The largest one in this new guard of platforms is called Minds. Though it actually launched in 2015, Minds' popularity seems to be rising as more people search for viable alternatives to Facebook's data-guzzling digital Eye of Sauron.
"Even before Cambridge Analytica, we learned that Facebook saw their first ever drop of millions of active users, which is a major wake up call," Minds founder Bill Ottman tells Futurism in an email. "Many signals indicate users are fed up and rapidly migrating to open source, encrypted and decentralized social platforms." Minds has about 1 million total users, and 110,000 of them are active each month, Wired reports.
On the surface, Minds seems pretty similar to Facebook and other familiar social networks. There's a feed, which gets populated with posts; other users can comment, upvote, and form groups. But the code that makes it run is totally different. Minds runs on a decentralized network that thrives on users' "contributions" — upvotes, comments or sharing — rather than selling off their data to shady third parties.
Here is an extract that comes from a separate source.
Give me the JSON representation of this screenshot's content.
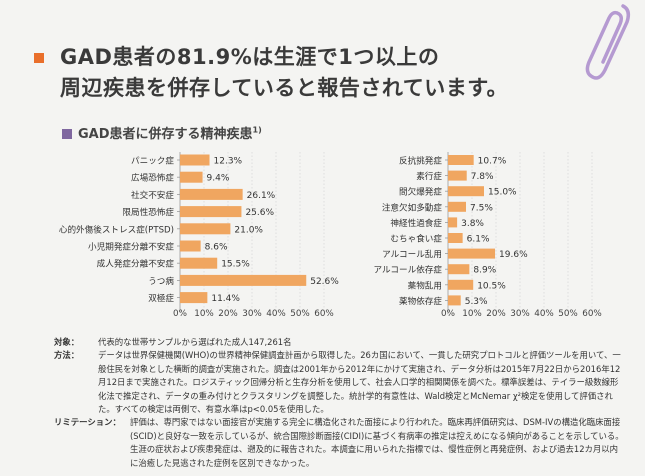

They're documented in a Bitcoin-esque public ledger; transactions are transparent, like any real-world cryptocurrency. You know who interacted with whom, and who was the original creator of the content.
Minds has created an "autonomous peer-to-peer payment system." Interactions with your content earn you a score; your daily total corresponds to a number of tokens that end up in your wallet. That ensures content creators are rewarded for their efforts, similar to how YouTubers are paid through monetization of their videos.
So if I liked the page of my favorite band on Minds, that band's account would receive a token reward at the end of that day.
Right now, those tokens don’t actually mean anything, they’re Brownie points. But in the future, Minds may convert some of these to a new cryptocurrency, which could someday be worth real-world money.
Despite some good buzz and an uptick of users, it's not super likely that Minds is going to become the next Facebook. It's still pretty niche, and simply lacks the appeal, simplicity, and "hip-factor" of other popular, social media networks already embedded in our lives. When I signed up for it, the only thing I could see was a strange post about the history of the Roman emperor Nero and a bunch of anime avatars. It reminds me a lot of the early days of Google Plus, and we know how that took off.
But the core principle behind the network is powerful. A decentralized social network that directly thrives from users interaction, and supporting each other, sounds a million times better, than "multi-billion dollar company gives your data to malicious third-party entities for profit."
It's also extremely ambitious and idealistic. Its survival depends on the sustained efforts from its users — without a growing community, the system could easily collapse in on itself. And without widespread adoption of cryptocurrencies, it will be pretty much impossible to convince content creators that they have value.
Minds may have a ways to go before it can compete with Facebook, but its momentum is growing. "It's critical to show support by signing up and even just experimenting. Voting with clicks, like voting with dollars," writes Ottman.
And if it's not Minds that makes a real, successful go of the business model in which users are paid for their data, then maybe another company will.
Editor's note (4/24/18 10:00 AM ET): A previous version of this story misstated how creators earn tokens on Minds. We have updated the story, and we apologize for the error.